Monday, May 09, 2011

August Heckscher, 83, Dies; Advocate for Parks and Arts

By ERIC PACE
Published: April 07, 1997

Correction Appended

August Heckscher, a Parks Commissioner under Mayor John V. Lindsay who was long active in public affairs and as a writer, died on Saturday at New York Hospital. He was 83 and lived on the Upper East Side of Manhattan.

The cause was heart failure, which he suffered after being admitted to the hospital because he had been having chest pains, his family said.

Landmarks of Mr. Heckscher's tenure as Parks Commissioner included a 1967 concert in the park by Barbra Streisand, attended by 250,000 people; the first New York City Marathon in Central Park, in 1970; and a number of very large-scale antiwar demonstrations, in the park, for which permits were issued.

Mr. Heckscher was active in civic institutions and was chairman at various times of the New School for Social Research, the Woodrow Wilson Foundation, the Parsons School of Design, the Cooper Hewitt Museum and Civitas, a neighborhood group whose role was described by the present Parks Commissioner, Henry J. Stern, yesterday as ''defending the Upper East Side from overdevelopment.''

Mr. Heckscher's 1991 biography, ''Woodrow Wilson,'' was praised by the historian John A. Garraty, in The New York Times Book Review, who said the author's ''description of Wilson's personality is by far the most persuasive I am familiar with.''

Mr. Heckscher was born in Huntington, L.I.. His paternal grandfather, also named August Heckscher, was a real estate operator, mine executive, financier and philanthropist, and is the man for whom Heckscher State Park on Long Island is named.

The younger August Heckscher attended St. Paul's School in Concord, Mass., and graduated in 1936 from Yale College. He went on to receive a master's degree in government from Harvard and to be an instructor of government at Yale.

In World War II, he served with the Coordinator of Information in Washington and later with the Office of Strategic Services in North Africa. In 1945 he was attached to the United States delegation at the United Nations Conference in San Francisco.

He also wrote and lectured widely on the arts and on politics and was the chief editorial writer at the New York Herald Tribune from 1952 to 1956. President John F. Kennedy chose him to be the coordinator of cultural matters at the White House in 1962, and he went on to serve the Kennedy Administration as special consultant on the arts.

He succeeded Thomas P. F. Hoving as Mayor Lindsay's Parks Commissioner in 1967 and held that post through 1972, serving as Administrator of Cultural Affairs at the same time. When he took charge of the parks, he said one aspect of his job was ''keeping the parks full of people and full of life.''

Mr. Stern said yesterday that Mr. Heckscher's years as Parks Commissioner ''were a vigorous period, there was a lot of capital building in those years,'' with work on new and renovated playgrounds. Mr. Stern, who was an adviser to Mr.
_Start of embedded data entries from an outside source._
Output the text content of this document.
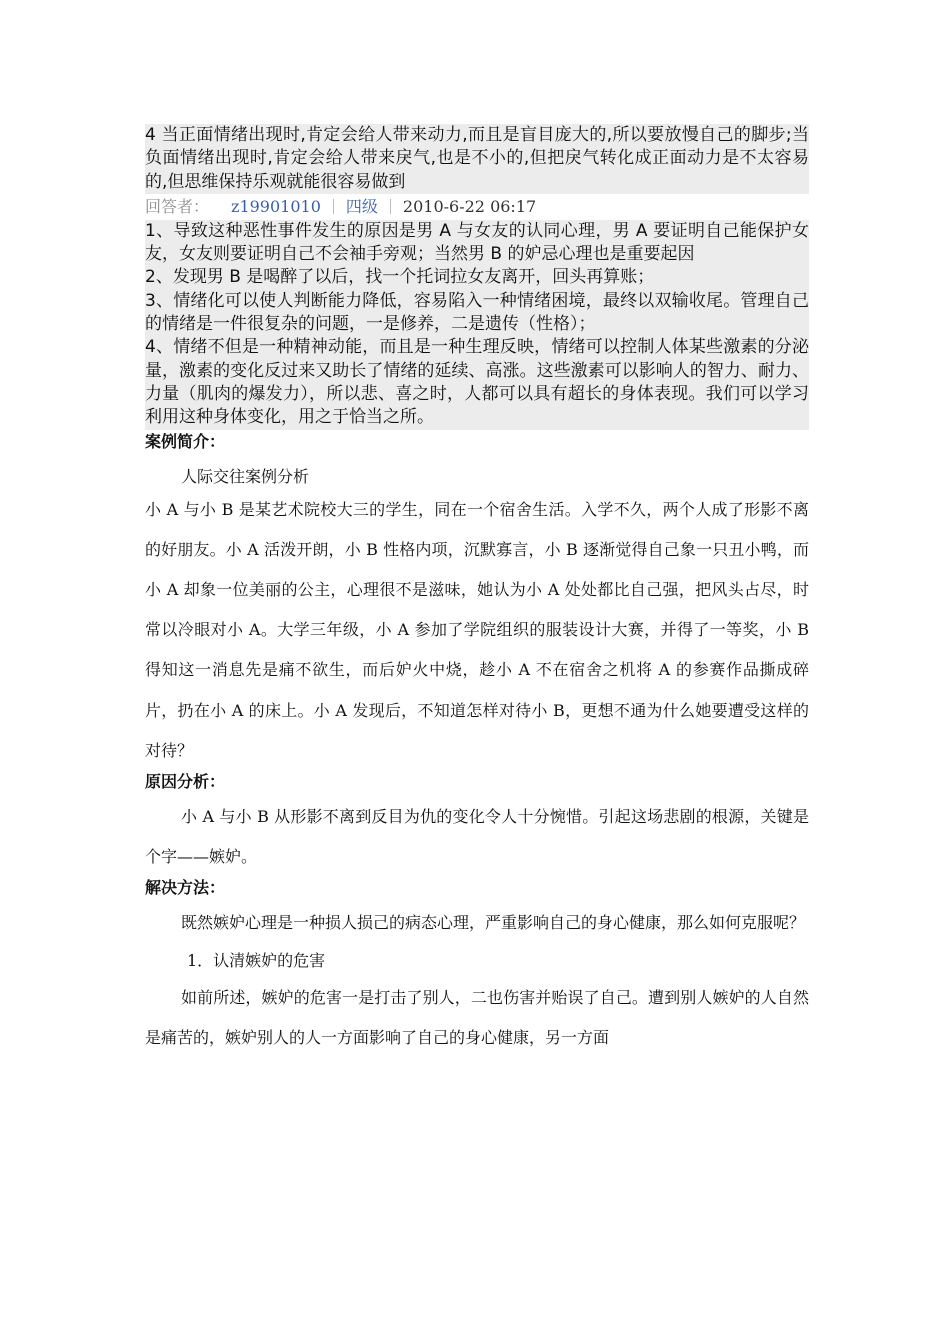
4 当正面情绪出现时,肯定会给人带来动力,而且是盲目庞大的,所以要放慢自己的脚步;当负面情绪出现时,肯定会给人带来戾气,也是不小的,但把戾气转化成正面动力是不太容易的,但思维保持乐观就能很容易做到

回答者： z19901010 四级 2010-6-22 06:17

1、导致这种恶性事件发生的原因是男 A 与女友的认同心理，男 A 要证明自己能保护女友，女友则要证明自己不会袖手旁观；当然男 B 的妒忌心理也是重要起因

2、发现男 B 是喝醉了以后，找一个托词拉女友离开，回头再算账；

3、情绪化可以使人判断能力降低，容易陷入一种情绪困境，最终以双输收尾。管理自己的情绪是一件很复杂的问题，一是修养，二是遗传（性格）；

4、情绪不但是一种精神动能，而且是一种生理反映，情绪可以控制人体某些激素的分泌量，激素的变化反过来又助长了情绪的延续、高涨。这些激素可以影响人的智力、耐力、力量（肌肉的爆发力），所以悲、喜之时，人都可以具有超长的身体表现。我们可以学习利用这种身体变化，用之于恰当之所。

案例简介：

人际交往案例分析

小 A 与小 B 是某艺术院校大三的学生，同在一个宿舍生活。入学不久，两个人成了形影不离的好朋友。小 A 活泼开朗，小 B 性格内项，沉默寡言，小 B 逐渐觉得自己象一只丑小鸭，而小 A 却象一位美丽的公主，心理很不是滋味，她认为小 A 处处都比自己强，把风头占尽，时常以冷眼对小 A。大学三年级，小 A 参加了学院组织的服装设计大赛，并得了一等奖，小 B 得知这一消息先是痛不欲生，而后妒火中烧，趁小 A 不在宿舍之机将 A 的参赛作品撕成碎片，扔在小 A 的床上。小 A 发现后，不知道怎样对待小 B，更想不通为什么她要遭受这样的对待？

原因分析：

小 A 与小 B 从形影不离到反目为仇的变化令人十分惋惜。引起这场悲剧的根源，关键是个字——嫉妒。

解决方法：

既然嫉妒心理是一种损人损己的病态心理，严重影响自己的身心健康，那么如何克服呢？

1．认清嫉妒的危害

如前所述，嫉妒的危害一是打击了别人，二也伤害并贻误了自己。遭到别人嫉妒的人自然是痛苦的，嫉妒别人的人一方面影响了自己的身心健康，另一方面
Heckscher in that period, added yesterday, ''There was money in those days to build.''

''And he was a kindly leader,'' Mr. Stern recalled. ''If you think of parks commissioners, you think of the imperial Robert Moses and the mercurial Hoving -- and here you had the Good King Augie, who reigned for six happy years.''

Mr. Heckscher is also remembered as a man of gumption. The current Deputy Parks Commissioner, Alan M. Moss, recalled the time when ''there was a Black Panther encampment at 125th Street, in an empty lot, and the Panthers had run up their flag on a city flagpole'' nearby after taking down the United States flag.

Mayor Lindsay said he wanted the Black Panther flag taken down, according to Mr. Moss, who also worked under Mr. Heckscher, and the ''Police Commissioner didn't want to go out there.''

As a result, Mr. Moss said: ''Augie took a group of us and we went up there, and Augie went by himself to the flagpole and he took the flag down, and then a group of blacks approached him. The Parks Department group feared a confrontation, but the blacks said, 'May we please have our flag?' and Augie said, 'Certainly. Please don't put it up again.' ''

Mr. Moss added yesterday, ''I'll tell you, that took courage.''

His survivors include his wife of 56 years, the former Claude Chevreux; three sons, Stephen A., of Concord, N.H., Philip H., of Manhattan and Charles C., of Princeton, N.J., and six grandchildren.

Funeral arrangements are pending.

Correction: April 8, 1997, Tuesday An obituary yesterday about August Heckscher, a Parks Commissioner under Mayor John V. Lindsay who was active in civic causes, misstated the location of St. Paul's, a school he attended. It is in Concord, N.H., not Concord, Mass.